Can Central American officials stop the coffee fungus?
Agriculture ministers from Central America and the Caribbean will meet on Tuesday in Costa Rica to search for a solution to a damaging coffee fungus known as “roya” that has decimated crops.
The rust fungus (Hemileia vastratrix) dries coffee leaves and causes fruit to prematurely fall off the plant. The fungus is spread by contact from one leaf to another, and farmers must completely prune affected plants to restore their ability to produce.
Roya has already caused the loss of 35 percent of the coffee harvest in Costa Rica, 40 percent in Nicaragua and 60 percent in Guatemala.
Costa Rica declared last month a state of emergency, and the Agriculture Ministry is expected to grant $2 billion to farmers to buy chemicals to fight the fungus.

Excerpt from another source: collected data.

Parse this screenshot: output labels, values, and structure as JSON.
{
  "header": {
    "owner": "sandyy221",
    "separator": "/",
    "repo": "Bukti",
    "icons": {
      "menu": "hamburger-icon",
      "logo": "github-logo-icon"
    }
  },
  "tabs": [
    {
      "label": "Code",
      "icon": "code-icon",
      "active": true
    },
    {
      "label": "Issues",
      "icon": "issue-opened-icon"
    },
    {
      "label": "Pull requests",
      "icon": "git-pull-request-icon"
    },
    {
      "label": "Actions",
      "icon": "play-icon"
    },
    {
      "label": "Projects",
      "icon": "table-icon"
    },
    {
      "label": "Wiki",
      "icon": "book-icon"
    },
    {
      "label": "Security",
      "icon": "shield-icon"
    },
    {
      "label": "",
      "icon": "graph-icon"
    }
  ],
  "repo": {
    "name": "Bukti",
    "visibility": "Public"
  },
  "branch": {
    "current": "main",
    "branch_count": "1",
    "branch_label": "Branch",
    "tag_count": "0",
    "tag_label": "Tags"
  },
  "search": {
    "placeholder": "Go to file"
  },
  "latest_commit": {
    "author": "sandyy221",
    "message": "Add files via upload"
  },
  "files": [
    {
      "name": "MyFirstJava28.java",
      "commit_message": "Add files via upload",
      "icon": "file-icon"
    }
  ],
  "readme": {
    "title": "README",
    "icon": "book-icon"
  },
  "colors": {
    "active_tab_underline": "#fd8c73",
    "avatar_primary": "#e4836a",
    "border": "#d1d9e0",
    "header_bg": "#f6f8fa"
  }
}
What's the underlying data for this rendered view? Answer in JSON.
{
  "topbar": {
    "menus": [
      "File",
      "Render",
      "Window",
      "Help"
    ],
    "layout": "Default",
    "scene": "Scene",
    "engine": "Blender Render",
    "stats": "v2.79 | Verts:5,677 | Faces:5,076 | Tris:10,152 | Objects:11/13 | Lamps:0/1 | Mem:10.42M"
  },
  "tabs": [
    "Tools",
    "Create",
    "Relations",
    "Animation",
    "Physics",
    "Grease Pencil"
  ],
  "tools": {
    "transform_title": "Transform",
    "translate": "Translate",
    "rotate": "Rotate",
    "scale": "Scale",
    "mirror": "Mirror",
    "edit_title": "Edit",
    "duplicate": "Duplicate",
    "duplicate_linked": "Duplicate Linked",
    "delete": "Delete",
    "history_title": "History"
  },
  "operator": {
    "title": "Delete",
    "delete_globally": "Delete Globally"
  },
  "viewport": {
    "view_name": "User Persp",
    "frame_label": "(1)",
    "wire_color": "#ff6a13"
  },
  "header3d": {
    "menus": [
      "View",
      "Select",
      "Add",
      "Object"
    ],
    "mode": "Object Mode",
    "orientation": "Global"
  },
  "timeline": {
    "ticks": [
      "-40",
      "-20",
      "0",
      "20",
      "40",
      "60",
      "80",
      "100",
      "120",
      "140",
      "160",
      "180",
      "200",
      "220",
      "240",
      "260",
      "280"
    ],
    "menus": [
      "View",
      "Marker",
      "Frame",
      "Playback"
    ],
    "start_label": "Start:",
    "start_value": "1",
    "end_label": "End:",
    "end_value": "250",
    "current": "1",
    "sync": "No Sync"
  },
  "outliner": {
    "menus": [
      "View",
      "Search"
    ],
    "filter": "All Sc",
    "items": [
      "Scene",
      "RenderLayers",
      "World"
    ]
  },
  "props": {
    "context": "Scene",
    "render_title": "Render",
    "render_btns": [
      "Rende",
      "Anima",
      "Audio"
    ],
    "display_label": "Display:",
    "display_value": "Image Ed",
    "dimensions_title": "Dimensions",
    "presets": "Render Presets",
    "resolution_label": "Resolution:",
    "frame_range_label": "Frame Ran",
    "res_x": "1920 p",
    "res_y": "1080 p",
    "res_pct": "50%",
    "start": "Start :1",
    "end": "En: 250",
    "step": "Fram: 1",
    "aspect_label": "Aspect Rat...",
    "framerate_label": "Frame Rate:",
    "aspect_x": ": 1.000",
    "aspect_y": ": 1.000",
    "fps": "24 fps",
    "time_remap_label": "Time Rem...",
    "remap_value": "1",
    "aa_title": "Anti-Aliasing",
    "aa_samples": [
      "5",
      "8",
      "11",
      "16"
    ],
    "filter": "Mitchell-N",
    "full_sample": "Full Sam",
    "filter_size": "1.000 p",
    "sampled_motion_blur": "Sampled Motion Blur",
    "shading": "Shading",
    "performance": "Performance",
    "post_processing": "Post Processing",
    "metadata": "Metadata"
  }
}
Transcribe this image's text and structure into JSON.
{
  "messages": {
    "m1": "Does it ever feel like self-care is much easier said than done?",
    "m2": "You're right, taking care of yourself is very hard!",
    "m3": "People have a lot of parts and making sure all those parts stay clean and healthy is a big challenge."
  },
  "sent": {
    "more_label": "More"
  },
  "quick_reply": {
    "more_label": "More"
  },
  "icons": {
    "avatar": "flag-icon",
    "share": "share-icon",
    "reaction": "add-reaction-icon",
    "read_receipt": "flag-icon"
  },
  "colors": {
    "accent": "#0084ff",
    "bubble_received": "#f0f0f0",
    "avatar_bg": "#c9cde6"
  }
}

Members of the Central American Organization of Coffee Exporters estimate that losses in the region could reach 4 million quintales (sacks of 46 kilos).
The meeting brings together ministers from Guatemala, El Salvador, Honduras, Belize, Nicaragua, Costa Rica, Panama and the Dominican Republic.
Mexican Agriculture Vice Minister Jesús Aguilar also will attend the meeting as an observer. Aguilar is accompanying Mexican President Enrique Peña Nieto during his visit to Costa Rica for the summit of the Central American Integration System.